Ondanks dat de agenten volledig overgeleverd waren aan de grillen van Seel, was hij toch onder de indruk van dergelijk kameraadschap. Eigenlijk was hij stiekem best wel jaloers op die twee meer dan waardige tegenstanders. Maar de minuut was al bijna om en hij sprak: “dat gaat niet. Jullie moeten allebei dood. Jullie hebben nog 10 seconden!”
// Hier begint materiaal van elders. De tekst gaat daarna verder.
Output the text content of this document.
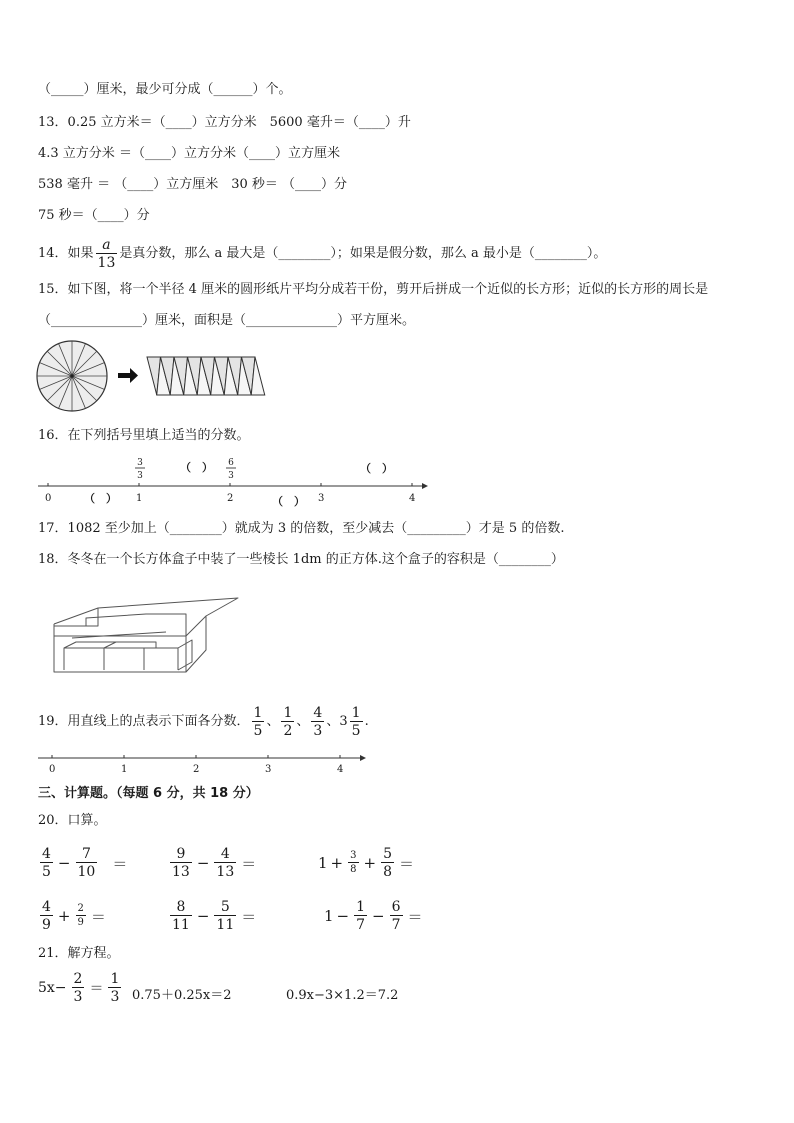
（_____）厘米，最少可分成（______）个。
13．0.25 立方米＝（____）立方分米　5600 毫升＝（____）升
4.3 立方分米 ＝（____）立方分米（____）立方厘米
538 毫升 ＝ （____）立方厘米　30 秒＝ （____）分
75 秒＝（____）分
14．如果 $\frac{a}{13}$ 是真分数，那么 a 最大是（________）；如果是假分数，那么 a 最小是（________）。
15．如下图，将一个半径 4 厘米的圆形纸片平均分成若干份，剪开后拼成一个近似的长方形；近似的长方形的周长是
（______________）厘米，面积是（______________）平方厘米。
16．在下列括号里填上适当的分数。
0	1	2	3	4
（　）	（　）
（　）	（　）
3
3
6
3
17．1082 至少加上（________）就成为 3 的倍数，至少减去（_________）才是 5 的倍数.
18．冬冬在一个长方体盒子中装了一些棱长 1dm 的正方体.这个盒子的容积是（________）
19．用直线上的点表示下面各分数． $\frac{1}{5}$ 、 $\frac{1}{2}$ 、 $\frac{4}{3}$ 、 $3 \frac{1}{5}$ .
0	1	2	3	4
三、计算题。（每题 6 分，共 18 分）
20．口算。
$\frac{4}{5} - \frac{7}{10}$ ＝	$\frac{9}{13} - \frac{4}{13}$ ＝	$1 + \frac{3}{8} + \frac{5}{8}$ ＝
$\frac{4}{9} + \frac{2}{9}$ ＝	$\frac{8}{11} - \frac{5}{11}$ ＝	$1 - \frac{1}{7} - \frac{6}{7}$ ＝
21．解方程。
$5x- \frac{2}{3} = \frac{1}{3} 0.75+0.25x=2$	0.9x−3×1.2＝7.2
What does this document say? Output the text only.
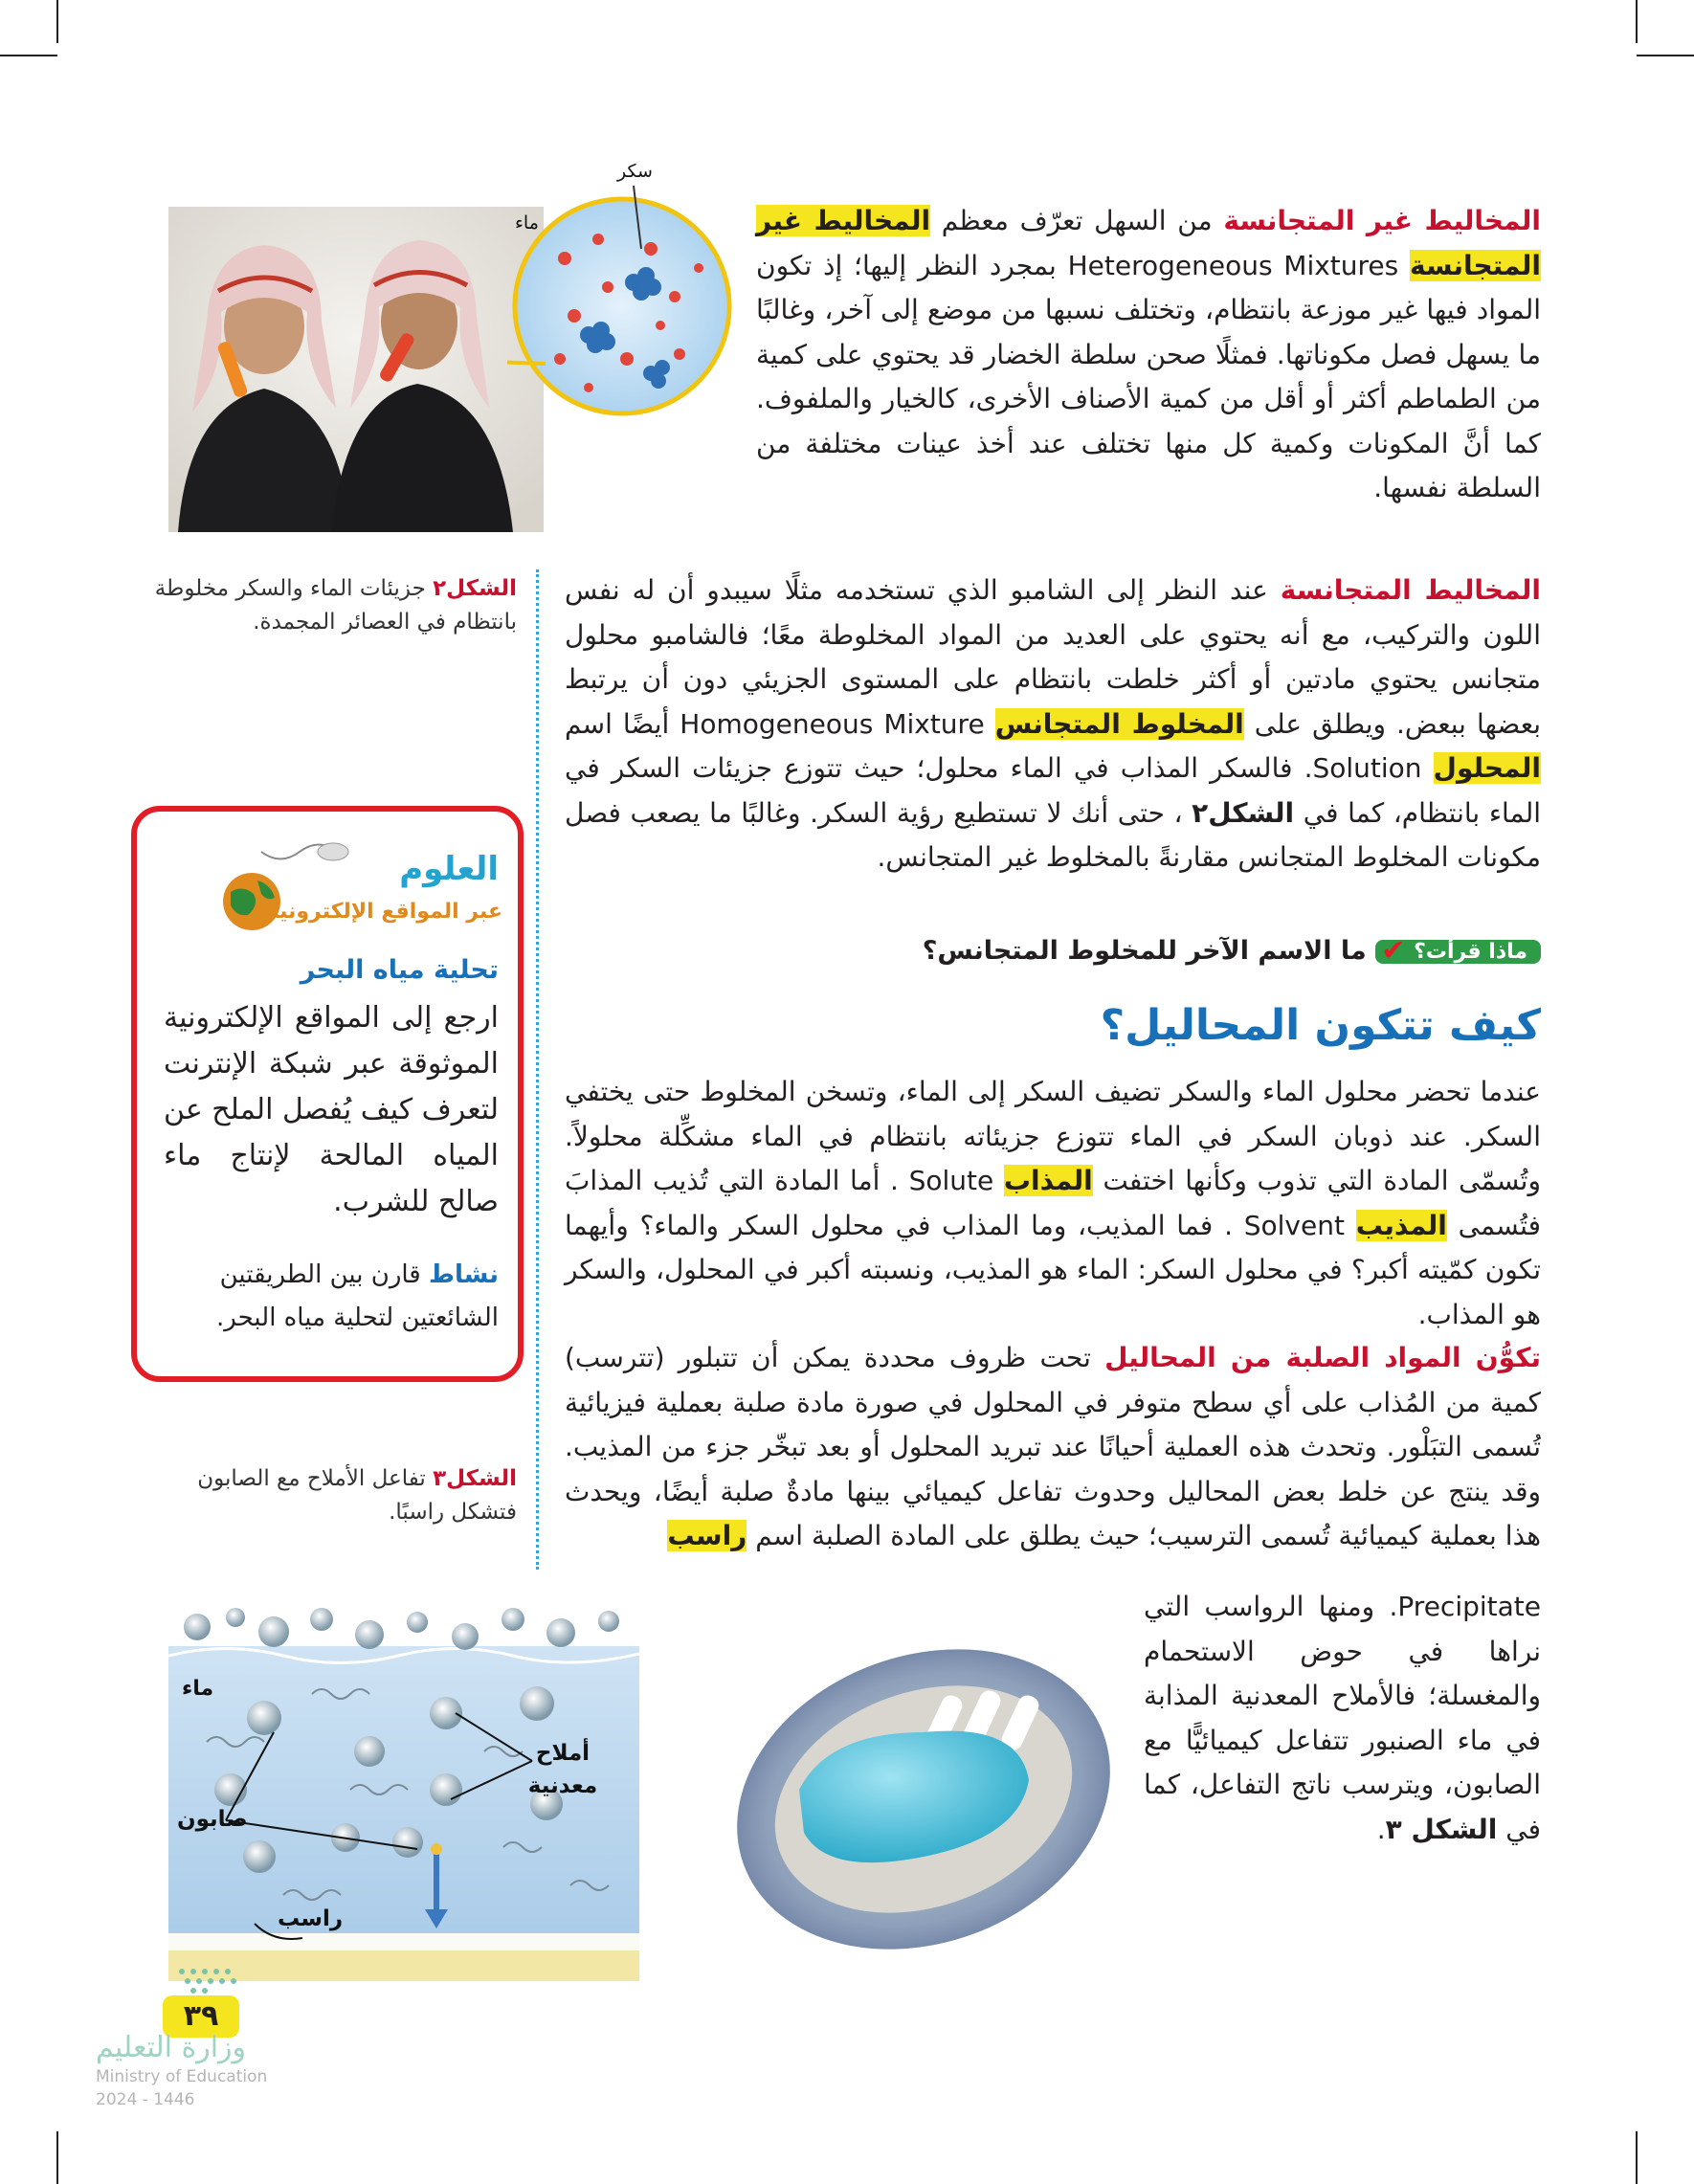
سكر
ماء
الشكل٢ جزيئات الماء والسكر مخلوطة بانتظام في العصائر المجمدة.
المخاليط غير المتجانسة من السهل تعرّف معظم المخاليط غير المتجانسة Heterogeneous Mixtures بمجرد النظر إليها؛ إذ تكون المواد فيها غير موزعة بانتظام، وتختلف نسبها من موضع إلى آخر، وغالبًا ما يسهل فصل مكوناتها. فمثلًا صحن سلطة الخضار قد يحتوي على كمية من الطماطم أكثر أو أقل من كمية الأصناف الأخرى، كالخيار والملفوف. كما أنَّ المكونات وكمية كل منها تختلف عند أخذ عينات مختلفة من السلطة نفسها.
المخاليط المتجانسة عند النظر إلى الشامبو الذي تستخدمه مثلًا سيبدو أن له نفس اللون والتركيب، مع أنه يحتوي على العديد من المواد المخلوطة معًا؛ فالشامبو محلول متجانس يحتوي مادتين أو أكثر خلطت بانتظام على المستوى الجزيئي دون أن يرتبط بعضها ببعض. ويطلق على المخلوط المتجانس Homogeneous Mixture أيضًا اسم المحلول Solution. فالسكر المذاب في الماء محلول؛ حيث تتوزع جزيئات السكر في الماء بانتظام، كما في الشكل٢ ، حتى أنك لا تستطيع رؤية السكر. وغالبًا ما يصعب فصل مكونات المخلوط المتجانس مقارنةً بالمخلوط غير المتجانس.
ماذا قرأت؟
✔
ما الاسم الآخر للمخلوط المتجانس؟
كيف تتكون المحاليل؟
عندما تحضر محلول الماء والسكر تضيف السكر إلى الماء، وتسخن المخلوط حتى يختفي السكر. عند ذوبان السكر في الماء تتوزع جزيئاته بانتظام في الماء مشكِّلة محلولاً. وتُسمّى المادة التي تذوب وكأنها اختفت المذاب Solute . أما المادة التي تُذيب المذابَ فتُسمى المذيب Solvent . فما المذيب، وما المذاب في محلول السكر والماء؟ وأيهما تكون كمّيته أكبر؟ في محلول السكر: الماء هو المذيب، ونسبته أكبر في المحلول، والسكر هو المذاب.
تكوُّن المواد الصلبة من المحاليل تحت ظروف محددة يمكن أن تتبلور (تترسب) كمية من المُذاب على أي سطح متوفر في المحلول في صورة مادة صلبة بعملية فيزيائية تُسمى التبَلْور. وتحدث هذه العملية أحيانًا عند تبريد المحلول أو بعد تبخّر جزء من المذيب. وقد ينتج عن خلط بعض المحاليل وحدوث تفاعل كيميائي بينها مادةٌ صلبة أيضًا، ويحدث هذا بعملية كيميائية تُسمى الترسيب؛ حيث يطلق على المادة الصلبة اسم راسب
Precipitate. ومنها الرواسب التي نراها في حوض الاستحمام والمغسلة؛ فالأملاح المعدنية المذابة في ماء الصنبور تتفاعل كيميائيًّا مع الصابون، ويترسب ناتج التفاعل، كما في الشكل ٣.
العلوم
عبر المواقع الإلكترونية
تحلية مياه البحر
ارجع إلى المواقع الإلكترونية الموثوقة عبر شبكة الإنترنت لتعرف كيف يُفصل الملح عن المياه المالحة لإنتاج ماء صالح للشرب.
نشاط قارن بين الطريقتين الشائعتين لتحلية مياه البحر.
الشكل٣ تفاعل الأملاح مع الصابون فتشكل راسبًا.
ماء
أملاح معدنية
صابون
راسب
٣٩
وزارة التعليم
Ministry of Education
2024 - 1446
In die tien korte seconden reikte Hollenstelle naar de hand van Rinus en zei: “Rinus, het was de grootst mogelijke eer met jou samen te werken. Dank je wel. Ik heb altijd meer dan plezierig met je gewerkt en heb je altijd een fijne vent gevonden. Jammer dat het zo moet eindigen”, en Hollestelle sloot zijn ogen in volle berusting.
“Ik ook met u Chef! Ik ook van hetzelfde!”, sprak Rinus nu emotioneel en sloot ook zijn ogen.
“Drie!”, gilde Seel in euforie. “Twee! En Eén!”
Seel richtte als eerste de loop op Hollestelle en drukte af.
“Eén voor allen, allen voor EEN!”, waarmee de Raaf met alle kracht een vleeshaak dwars door het grote hoofd van Seel sloeg. De kogel sloeg net naast het hoofd van Hollestelle neer en Seel wankelde luid loeiend als een gewonde koe in draagtijd. Een laatste kreet en Seel viel linksom in het rozenperkje van het politiebureau, waar hij met verbaasde blik in de ogen het leven liet.
“Verdorie de Raaf, het is de Raaf Chef!”
Allemachtig de Raaf! Wat dapper van je kerel, Dank je, dank je.”
“Ongelooflijk de Raaf, je hebt Seel vermoord, uitgeschakeld, morsdood geslagen!”
“Ja en met een vleeshaak nog wel Rinus, zag je dat?”
“Nee Chef, ik had m’n ogen toe.”
“Ik ook, maar zag nog wel net hoe hij viel, de Raaf, het is je gelukt!”
“Correctie heren, het is ONS gelukt. WIJ hebben Seel uitgeschakeld!”
En voorzichtig droeg de Raaf de agenten het bureau in, waar hij terstond 112 belde. Daar de ambulance in het donker de weg was kwijt geraakt, arriveerde deze ver na de gebruikelijke aanrijtijd. Maar daar maalden de zwaar gewonde agenten niet om. Ze hadden het overleefd! En, zeker ook niet geheel onbelangrijk, zo hadden ze nog voldoende tijd voor een wel verdiend bekertje koffie!